Thursday, 19 July 2018: 16:15
Oral Presentation
Valentina ANZOISE, Ca' Foscari University of Venice, Italy, Italy
Luca GHIROTTO, Department of Life Quality Studies, University of Bologna, Italy
Debora SLANZI, Department of Environmental Sciences, Informatics and Statistics, University Ca’ Foscari of Venice,, Italy, European Centre for Living Technology, Ca' Foscari University of Venice, Italy
Irene POLI, European Centre for Living Technology, Italy, Department of Environmental Sciences, Informatics and Statistics, University Ca’ Foscari of Venice, Italy
Integrating methods of data collection and analysis can be more effective to address complex issues, but at the same time it makes the research process increasingly demanding, in terms of time, competences and finances needed to collect, organize and analyze data, and constructively feedback research outcomes. A crucial issue then is to develop strategies to deal with the mountains of words, images and numbers that researchers track, collect or produce in the whole research path, so that social sciences can effectively contribute to enhance social understanding of complex phenomena not only by developing novel empirical techniques of inquiry, but by enhancing the debate on the kinds of knowledge we are producing, and the worlds we occupy as well as make (Back & Puwar, 2012).

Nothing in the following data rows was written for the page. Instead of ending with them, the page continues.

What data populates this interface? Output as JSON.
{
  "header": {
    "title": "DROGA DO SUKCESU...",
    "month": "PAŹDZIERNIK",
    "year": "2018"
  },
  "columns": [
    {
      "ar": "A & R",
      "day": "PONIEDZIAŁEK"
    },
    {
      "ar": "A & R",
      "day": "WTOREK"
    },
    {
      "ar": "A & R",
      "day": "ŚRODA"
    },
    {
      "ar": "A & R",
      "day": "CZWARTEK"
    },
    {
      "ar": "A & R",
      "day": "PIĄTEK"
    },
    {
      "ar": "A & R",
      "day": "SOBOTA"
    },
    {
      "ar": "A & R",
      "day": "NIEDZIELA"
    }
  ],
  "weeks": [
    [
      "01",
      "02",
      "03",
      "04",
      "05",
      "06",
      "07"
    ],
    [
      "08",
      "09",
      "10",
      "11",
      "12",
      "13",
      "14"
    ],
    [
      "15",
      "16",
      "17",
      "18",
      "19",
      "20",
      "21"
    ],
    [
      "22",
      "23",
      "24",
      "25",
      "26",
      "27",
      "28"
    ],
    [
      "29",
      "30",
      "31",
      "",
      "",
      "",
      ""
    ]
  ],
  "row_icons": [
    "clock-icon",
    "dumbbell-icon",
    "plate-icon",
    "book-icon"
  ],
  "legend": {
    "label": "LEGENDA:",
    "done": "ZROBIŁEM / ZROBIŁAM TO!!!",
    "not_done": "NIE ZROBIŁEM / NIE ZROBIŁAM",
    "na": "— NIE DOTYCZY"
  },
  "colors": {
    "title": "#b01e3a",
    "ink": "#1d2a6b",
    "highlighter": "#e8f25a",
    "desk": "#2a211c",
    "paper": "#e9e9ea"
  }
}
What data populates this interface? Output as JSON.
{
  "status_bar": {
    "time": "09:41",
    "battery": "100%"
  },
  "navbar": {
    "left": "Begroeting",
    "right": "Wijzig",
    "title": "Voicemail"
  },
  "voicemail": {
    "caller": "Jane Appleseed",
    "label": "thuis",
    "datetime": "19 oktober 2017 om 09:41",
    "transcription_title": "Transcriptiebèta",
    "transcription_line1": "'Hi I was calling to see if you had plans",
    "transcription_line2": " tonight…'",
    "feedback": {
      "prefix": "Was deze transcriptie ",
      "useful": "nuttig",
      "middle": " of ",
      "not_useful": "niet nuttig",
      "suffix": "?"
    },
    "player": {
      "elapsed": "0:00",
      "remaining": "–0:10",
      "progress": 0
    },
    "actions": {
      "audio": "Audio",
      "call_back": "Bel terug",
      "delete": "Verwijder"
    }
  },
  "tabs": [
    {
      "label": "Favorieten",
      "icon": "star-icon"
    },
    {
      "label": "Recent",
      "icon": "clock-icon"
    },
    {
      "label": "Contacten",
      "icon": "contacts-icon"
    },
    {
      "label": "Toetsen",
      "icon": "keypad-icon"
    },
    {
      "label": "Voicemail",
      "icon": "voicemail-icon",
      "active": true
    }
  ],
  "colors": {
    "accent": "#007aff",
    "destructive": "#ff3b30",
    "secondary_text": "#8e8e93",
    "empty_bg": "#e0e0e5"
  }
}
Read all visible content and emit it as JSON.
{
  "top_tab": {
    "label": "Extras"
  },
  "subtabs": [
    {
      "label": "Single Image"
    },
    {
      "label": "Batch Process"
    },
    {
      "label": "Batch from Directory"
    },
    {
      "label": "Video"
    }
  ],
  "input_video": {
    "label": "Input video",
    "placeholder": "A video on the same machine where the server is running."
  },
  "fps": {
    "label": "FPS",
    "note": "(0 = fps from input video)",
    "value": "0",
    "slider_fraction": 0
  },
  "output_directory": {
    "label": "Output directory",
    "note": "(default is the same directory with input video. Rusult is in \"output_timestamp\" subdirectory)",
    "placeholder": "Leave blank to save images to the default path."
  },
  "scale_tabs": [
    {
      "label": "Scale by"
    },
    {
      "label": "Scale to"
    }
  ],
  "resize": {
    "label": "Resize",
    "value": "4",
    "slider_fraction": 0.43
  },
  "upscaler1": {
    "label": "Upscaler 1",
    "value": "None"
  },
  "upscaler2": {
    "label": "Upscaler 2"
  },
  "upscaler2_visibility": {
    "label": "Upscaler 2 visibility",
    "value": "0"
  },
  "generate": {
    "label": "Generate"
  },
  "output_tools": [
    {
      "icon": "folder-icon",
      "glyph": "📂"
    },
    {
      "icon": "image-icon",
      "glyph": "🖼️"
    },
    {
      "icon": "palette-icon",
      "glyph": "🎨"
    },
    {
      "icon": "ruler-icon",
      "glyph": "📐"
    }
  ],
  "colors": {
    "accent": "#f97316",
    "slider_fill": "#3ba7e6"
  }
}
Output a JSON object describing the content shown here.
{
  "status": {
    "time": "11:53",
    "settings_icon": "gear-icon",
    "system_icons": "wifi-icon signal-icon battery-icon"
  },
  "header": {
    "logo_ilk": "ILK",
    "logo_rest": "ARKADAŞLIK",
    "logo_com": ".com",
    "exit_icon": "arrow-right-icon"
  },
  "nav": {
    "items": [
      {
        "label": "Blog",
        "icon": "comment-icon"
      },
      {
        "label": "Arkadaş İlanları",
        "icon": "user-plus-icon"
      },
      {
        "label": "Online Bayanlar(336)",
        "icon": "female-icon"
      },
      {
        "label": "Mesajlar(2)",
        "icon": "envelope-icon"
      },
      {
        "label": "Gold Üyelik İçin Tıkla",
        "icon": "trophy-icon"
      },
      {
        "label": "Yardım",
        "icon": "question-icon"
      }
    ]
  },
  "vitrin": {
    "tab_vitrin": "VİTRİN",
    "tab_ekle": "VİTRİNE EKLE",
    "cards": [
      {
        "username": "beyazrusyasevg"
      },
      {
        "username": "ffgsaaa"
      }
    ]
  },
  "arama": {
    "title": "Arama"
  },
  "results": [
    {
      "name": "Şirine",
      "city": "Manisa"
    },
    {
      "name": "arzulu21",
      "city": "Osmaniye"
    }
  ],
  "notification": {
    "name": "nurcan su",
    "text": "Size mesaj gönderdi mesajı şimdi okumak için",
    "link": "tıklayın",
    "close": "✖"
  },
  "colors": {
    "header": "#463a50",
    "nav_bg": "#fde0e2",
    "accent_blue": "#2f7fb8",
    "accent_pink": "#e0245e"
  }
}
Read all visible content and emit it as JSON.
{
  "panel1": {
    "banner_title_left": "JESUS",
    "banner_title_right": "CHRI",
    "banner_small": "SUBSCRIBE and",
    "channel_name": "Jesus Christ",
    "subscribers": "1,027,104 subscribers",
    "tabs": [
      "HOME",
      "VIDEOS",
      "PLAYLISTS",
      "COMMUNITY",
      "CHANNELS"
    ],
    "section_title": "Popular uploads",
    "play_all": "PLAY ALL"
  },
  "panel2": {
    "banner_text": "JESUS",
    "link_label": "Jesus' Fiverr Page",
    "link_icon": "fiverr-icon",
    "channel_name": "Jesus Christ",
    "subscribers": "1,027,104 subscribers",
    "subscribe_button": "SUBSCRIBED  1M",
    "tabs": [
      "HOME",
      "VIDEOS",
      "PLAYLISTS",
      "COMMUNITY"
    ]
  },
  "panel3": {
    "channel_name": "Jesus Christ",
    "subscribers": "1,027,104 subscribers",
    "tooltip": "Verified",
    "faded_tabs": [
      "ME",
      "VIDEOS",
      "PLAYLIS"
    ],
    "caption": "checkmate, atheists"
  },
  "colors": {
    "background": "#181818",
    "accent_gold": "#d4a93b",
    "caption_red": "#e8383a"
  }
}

The paper will draw on a two-years research about the perceptions of the transformations induced on landscape and imaginaries by the current patterns of urbanization in China, in particular those driven by the planning of high tech zones. A comparative research has been conducted within a Constructivist Grounded Theory framework (Charmaz, 2014). Data have been collected through several techniques and approaches (e.g. participatory workshops, photo-elicitation interviews, visual ethnography, etc.) and have been analyzed both qualitatively and quantitatively, combining visual and narrative analysis with the estimation of statistical models to discover complex latent structures in the data. Nonetheless, much information (e.g. spontaneous conversations, reports, social network posts and chats) and data collected (official statistics, maps, etc.) have been under-analyzed. The authors will discuss the strategies developed, together with the difficulties encountered and choices undertaken. To conclude some proposals will be advanced to deal with the above issues and “reduce the complexity” without giving away the richness and sensitiveness of data nor of the process initiated but achieve the engagement of multiple publics, in multiple ways (Buroway, 2005).